La Commission nationale de l'informatique et des libertés (CNIL) a publié, le 23 novembre, un grand bilan du début de vie du règlement général sur la protection des données (le fameux RGPD), six mois après entrée en vigueur officielle le 25 mai dernier. L'autorité administrative indépendante en a profité pour faire un point chiffré sur les actions réalisées et les acteurs mobilisés, naturellement de plus en plus nombreux, mais également pour prendre le pouls des Français et évoquer l'avenir de la protection des données.

Les professionnels se mobilisent et veulent être aiguillés

Aujourd'hui en France, 32 000 organismes -personnes physiques et morales confondues- ont désigné un délégué à la protection des données. Depuis l'entrée en vigueur du RGPD, la CNIL a annoncé avoir reçu quelques 1 000 notifications de violations des données, soit environ 7 par jour.

L'autorité a, en parallèle, vu logiquement bondir le nombre de visites sur son site internet (7 millions contre 4,4 millions en 2017). Cette dernière est extrêmement sollicitée depuis ces six derniers mois, avec « une hausse significative des contacts avec les publics, notamment les professionnels : 178 000 appels depuis janvier 2018 et 246 000 consultations des FAQ en ligne » (bien plus qu'en 2017)... La CNIL précise également que le PIA, son logiciel d'analyse de l'impact sur la protection des données, a déjà été téléchargé 130 000 fois.

6 000 plaintes déposées auprès de la CNIL depuis le 25 mai 2018

Chez les Français de manière générale, il y a eu ses six derniers mois une vraie prise de conscience autour de la protection des données. Depuis le début de l'année, la CNIL a reçu 9 700 plaintes (dont 6 000 rien que depuis le 25 mai 2018), soit 34% de plus que l'année dernière. La plupart du temps, c'est le droit d'accès à ses données personnelles qui est évoqué, ce à quoi les organismes « n'étaient manifestement pas assez préparés », nous indique la CNIL.

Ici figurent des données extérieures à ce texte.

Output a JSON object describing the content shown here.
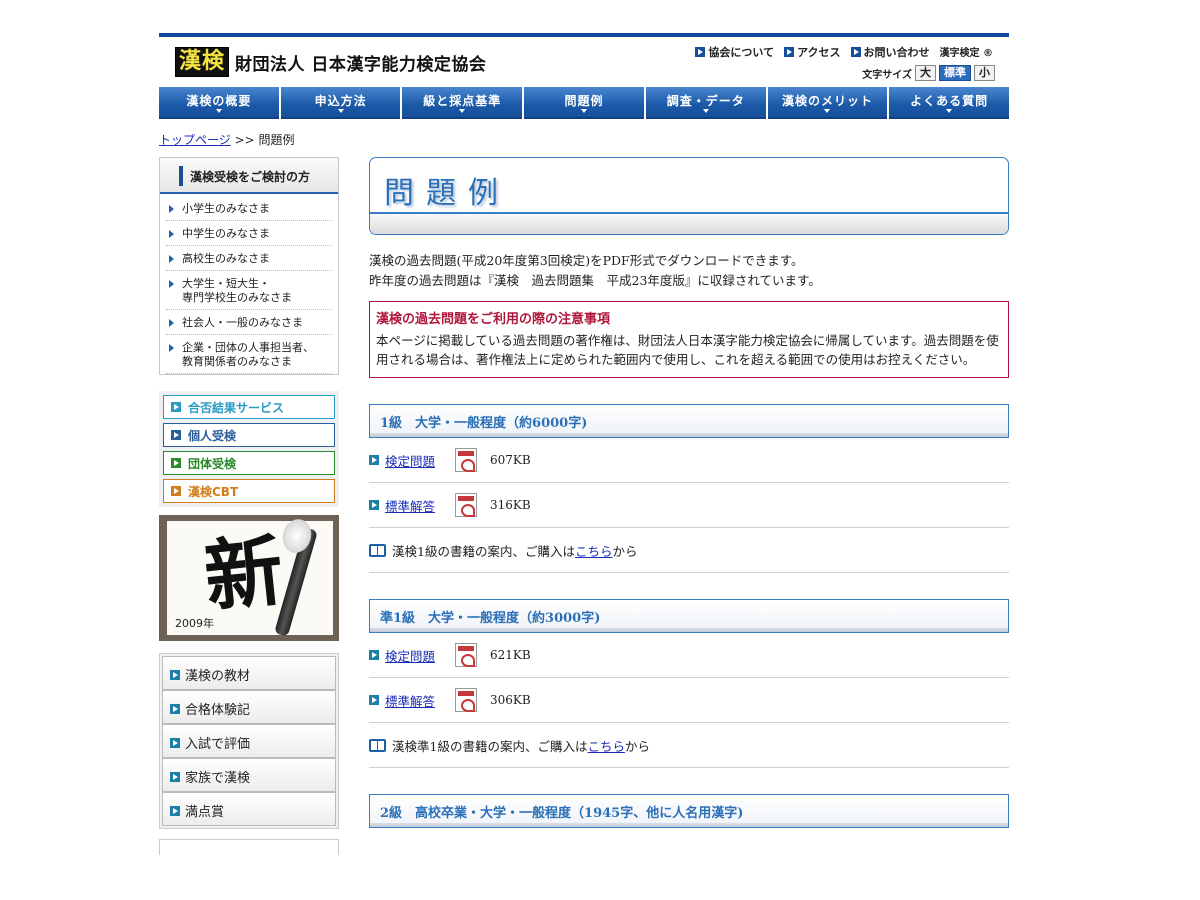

En outre, le sondage IFOP réalisé en octobre pour le compte de la Commission témoigne de cette volonté des Français à vouloir exercer leurs droits en la matière. 66% d'entre eux se disent plus sensibles que ces dernières années à la protection de leurs données personnelles. La crainte du piratage, du vol de données, les scandales de piratages sur les réseaux sociaux, les spam et les diverses sollicitations commerciales sont les facteurs principaux de cette sensibilisation grandissante.

Un autre chiffre nous intéresse, car il prouve que le RGPD a été bien accueilli. 65% des Français en ont déjà entendu parler. Avouons que cela aurait pu être pire. Petit bémol cependant : à peine un peu plus d'un Français sur deux (54%) estime « comprendre » ce que le règlement a changé sur les droits des personnes et les obligations des professionnels.

Le RGPD n'en est qu'à ses prémisses

La CNIL a précisé qu'une ordonnance serait prise avant la fin de l'année, afin d'améliorer la lisibilité du cadre juridique national. Dans le même temps, l'autorité administration indépendante nous informe qu'elle adoptera prochainement un règlement-type biométrie et qu'elle développe actuellement une stratégie à destination des « têtes de réseaux », pour diffuser plus largement les principes RGPD.

À ce titre, un MOCC (une formation en ligne ouverte pour tous) sera déployé au cours du premier trimestre 2019. Un plan d'accompagnement des collectivités territoriales (guide pratique, fiches thématiques, téléservices, sécurité...) verra aussi le jour en 2019.